Colaborou em inúmeros jornais e revistas, entre eles, a Seara Nova, a Vértice, o semanário Mundo Literário (1946-1948), a Colóquio-Letras, e o Jornal de Letras. Dirigiu, desde 1971, um Dicionário do Teatro Português, publicado em fascículos. 
Com ligações ao teatro, fundou e dirigiu, em 1946, juntamente com Gino Saviotti, o Teatro-Estúdio do Salitre e, em 1971, foi nomeado director do Teatro São Luiz, cargo de que se viria a demitir no ano seguinte por não concordar com as ingerências da Comissão de Censura.
Foi autor de dezenas de peças, e tradutor e adaptador de obras dramaturgicas de diversos autores estrangeiros. Tem inúmeros títulos ensaísticos publicados, em particular sobre a História, a Crítica teatrais.
Luiz Francisco Rebello morreu a 8 de Dezembro de 2011 em Lisboa.


Cartaz O dia Seguinte - Theatre de la Huchette


Andreia Bento tem a licenciatura da ESTC. Realizou o estágio profissional-curricular nas produções dos Artistas Unidos.
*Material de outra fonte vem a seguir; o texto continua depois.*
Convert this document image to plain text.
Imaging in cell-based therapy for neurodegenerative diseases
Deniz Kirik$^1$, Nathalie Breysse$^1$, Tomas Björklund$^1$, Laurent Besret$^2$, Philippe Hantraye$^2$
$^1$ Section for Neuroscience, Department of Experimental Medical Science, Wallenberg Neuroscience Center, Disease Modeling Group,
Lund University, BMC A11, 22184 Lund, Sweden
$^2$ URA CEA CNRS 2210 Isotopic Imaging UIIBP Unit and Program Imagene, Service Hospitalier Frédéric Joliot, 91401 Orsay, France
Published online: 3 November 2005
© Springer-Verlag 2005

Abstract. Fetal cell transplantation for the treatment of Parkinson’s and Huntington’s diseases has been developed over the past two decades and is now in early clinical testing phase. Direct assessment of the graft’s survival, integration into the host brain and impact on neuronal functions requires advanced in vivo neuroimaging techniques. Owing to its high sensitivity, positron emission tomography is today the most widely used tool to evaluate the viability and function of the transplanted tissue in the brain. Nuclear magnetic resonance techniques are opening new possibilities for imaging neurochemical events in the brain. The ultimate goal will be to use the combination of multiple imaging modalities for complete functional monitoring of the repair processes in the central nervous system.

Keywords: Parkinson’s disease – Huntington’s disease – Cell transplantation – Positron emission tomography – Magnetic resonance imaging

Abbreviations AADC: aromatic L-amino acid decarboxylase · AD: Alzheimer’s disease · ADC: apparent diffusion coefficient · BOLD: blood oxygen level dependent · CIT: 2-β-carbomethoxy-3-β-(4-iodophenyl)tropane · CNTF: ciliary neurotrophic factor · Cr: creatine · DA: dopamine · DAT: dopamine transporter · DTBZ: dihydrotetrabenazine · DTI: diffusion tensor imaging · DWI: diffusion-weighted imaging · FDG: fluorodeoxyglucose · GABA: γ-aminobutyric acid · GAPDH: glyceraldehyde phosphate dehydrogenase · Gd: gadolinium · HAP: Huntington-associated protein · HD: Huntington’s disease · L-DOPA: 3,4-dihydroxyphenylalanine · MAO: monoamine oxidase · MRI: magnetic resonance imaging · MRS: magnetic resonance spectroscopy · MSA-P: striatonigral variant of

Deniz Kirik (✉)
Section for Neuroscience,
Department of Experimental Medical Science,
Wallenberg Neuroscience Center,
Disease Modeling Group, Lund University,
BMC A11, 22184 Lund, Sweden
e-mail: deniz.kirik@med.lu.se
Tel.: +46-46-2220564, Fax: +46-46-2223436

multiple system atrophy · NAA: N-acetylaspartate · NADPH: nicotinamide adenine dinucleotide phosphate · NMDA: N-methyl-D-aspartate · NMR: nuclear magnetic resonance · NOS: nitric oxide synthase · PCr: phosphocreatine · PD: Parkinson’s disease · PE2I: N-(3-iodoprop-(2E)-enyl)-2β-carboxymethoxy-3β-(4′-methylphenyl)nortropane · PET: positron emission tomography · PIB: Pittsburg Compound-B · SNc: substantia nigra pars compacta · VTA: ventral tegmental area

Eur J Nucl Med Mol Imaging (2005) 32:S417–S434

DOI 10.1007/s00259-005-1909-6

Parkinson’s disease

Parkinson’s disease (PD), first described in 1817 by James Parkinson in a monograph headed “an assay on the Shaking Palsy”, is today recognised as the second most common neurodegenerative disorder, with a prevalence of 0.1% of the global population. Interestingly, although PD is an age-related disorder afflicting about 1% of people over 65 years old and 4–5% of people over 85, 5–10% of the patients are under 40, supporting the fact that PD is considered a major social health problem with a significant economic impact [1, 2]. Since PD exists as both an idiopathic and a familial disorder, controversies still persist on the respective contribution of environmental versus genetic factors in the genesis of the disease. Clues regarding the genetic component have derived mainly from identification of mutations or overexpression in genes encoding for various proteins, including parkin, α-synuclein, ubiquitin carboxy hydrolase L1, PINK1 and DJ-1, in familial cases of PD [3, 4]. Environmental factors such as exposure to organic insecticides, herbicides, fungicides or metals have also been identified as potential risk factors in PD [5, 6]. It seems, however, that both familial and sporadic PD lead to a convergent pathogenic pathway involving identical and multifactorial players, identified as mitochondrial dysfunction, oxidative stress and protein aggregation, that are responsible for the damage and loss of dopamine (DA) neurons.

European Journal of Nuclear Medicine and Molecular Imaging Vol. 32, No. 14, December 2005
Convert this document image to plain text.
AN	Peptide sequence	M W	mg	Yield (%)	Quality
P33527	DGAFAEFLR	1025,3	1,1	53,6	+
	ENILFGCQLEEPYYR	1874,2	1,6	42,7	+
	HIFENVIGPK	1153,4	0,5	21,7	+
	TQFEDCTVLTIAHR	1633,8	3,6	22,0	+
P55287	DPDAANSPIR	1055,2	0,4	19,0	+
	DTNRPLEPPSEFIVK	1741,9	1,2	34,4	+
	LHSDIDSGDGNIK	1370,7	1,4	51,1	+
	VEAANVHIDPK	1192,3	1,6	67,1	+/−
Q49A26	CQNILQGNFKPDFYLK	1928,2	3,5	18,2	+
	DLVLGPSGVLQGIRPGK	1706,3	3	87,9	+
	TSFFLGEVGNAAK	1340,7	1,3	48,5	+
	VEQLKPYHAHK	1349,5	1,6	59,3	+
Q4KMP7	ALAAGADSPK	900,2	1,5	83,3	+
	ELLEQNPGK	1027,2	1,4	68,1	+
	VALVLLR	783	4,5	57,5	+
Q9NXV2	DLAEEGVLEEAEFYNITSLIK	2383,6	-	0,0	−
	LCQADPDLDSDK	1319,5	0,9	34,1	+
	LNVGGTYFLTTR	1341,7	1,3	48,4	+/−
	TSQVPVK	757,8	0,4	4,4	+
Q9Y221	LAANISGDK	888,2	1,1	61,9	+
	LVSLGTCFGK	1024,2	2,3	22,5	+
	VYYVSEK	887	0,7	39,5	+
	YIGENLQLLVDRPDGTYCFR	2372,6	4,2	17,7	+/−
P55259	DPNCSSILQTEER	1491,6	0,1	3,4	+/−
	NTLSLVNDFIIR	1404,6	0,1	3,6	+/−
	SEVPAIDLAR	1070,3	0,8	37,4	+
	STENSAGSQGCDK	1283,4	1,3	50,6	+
Como atriz trabalhou no Pogo Teatro, Teatro Infantil de Lisboa, Teatro da Malaposta com Ana Nave, Teatro Aberto com José Wallenstein e na curta-metragem A Rapariga no Espelho de Pedro Fortes. Autora dos textos para o programa de Cowboy Mouth de Sam Shepard, com encenação de Francisco Salgado. Colabora com os AU desde 2001, trabalhando como assistente de encenação, directora de projecto, actriz e encenadora. É sócia dos AU desde 2006. Recentemente nos Artistas Unidos: Os Acontecimentos de David Greig (2015), O Novo Dancing Eléctrico (2016), A Estupidez (2017) e O Vento Num Violino de Claudio Tolcachir (2018)..     


Pedro Baptista tem o Mestrado em Teatro pela ESTC. Como intérprete trabalhou com: Mário Coelho, Jorge Andrade (mala voadora), Madalena Victorino, entre outros. Apresentou várias criações suas (tanto como autor, como encenador): Prosopopeia (2018), Paisagem (2017), Rabbits (2016/17); Purgatório (2014); NÓS ou ensaio sobre a metamorfose (2013).
Nos Artistas Unidos, participou em 2017, em A Vertigem dos Animais Antes do Abate, de Dimítris Dimitriádis, encenação de Jorge Silva Melo (Teatro da Politécnica); A Omissão da Família Coleman, de Claudio Tolcachir (Antena 2); A Voz do Teatro Sul-Americano (Teatro da Politécnica); em 2018, em O Grande Dia da Batalha de Máximo Gorki e Jorge Silva Melo (TNDMII); O Vento Num Violino, de Claudio Tolcachir, encenação de Jorge Silva Melo (Teatro da Politécnica); Retrato de Mulher Árabe Que Olha o Mar, de Davide Carnevali, encenação de Jorge Silva Melo (Teatro da Politécnica).


António Simão tem os cursos do IFICT (1992) e IFP (1994). Trabalhou com Margarida Carpinteiro, António Fonseca, Aldona Skiba-Lickel, Ávila Costa, João Brites, Melinda Eltenton, Filipe Crawford, Joaquim Nicolau, Antonino Solmer e Jean Jourdheuil. Integra os Artistas Unidos desde 1995, tendo participado recentemente em A Estupidez de Rafael Spregelburd, O Cinema de Annie Baker (2017), Tenho trinta anos, estou nas cadeias há quatro a partir de Luandino Vieira (2017) e Do Alto da Ponte de Arthur Miller (2018).    


Nuno Gonçalo Rodrigues é diplomado pela ESTC. Em 2013, funda OS POSSESSOS (Rapsódia Batman, 2014; II - A Mentira, 2015; Marcha Invencível, 2017). Nos Artistas Unidos recentemente participou em A Noite da Iguana de Tennessee Williams, Na Margem de Lá - Um Lamento de Jorge Silva Melo (2017), Tenho trinta anos, estou nas cadeias há quatro a partir de Luandino Vieira (2017) e A Vertigem dos Animais Antes do Abate (2017).    


Vânia Rodrigues trabalhou com André Uerba, Miguel Moreira, Mónica Calle, João Mota, João Abel, Há Que dizê-lo, Latoaria, Tiago Vieira, Pedro Palma, Raul Ruiz. Nos Artistas Unidos participou recentemente em Jardim Zoológico de Vidro de Tennessee Williams, O Rio de Jez Butterworth (2016), A Noite da Iguana de Tennessee Williams (2017), A Vertigem dos Animais Antes do Abate de Dimítris Dimitriádis (2017) e O Grande Dia da Batalha de Jorge Silva Melo, variações sobre Gorki (2018).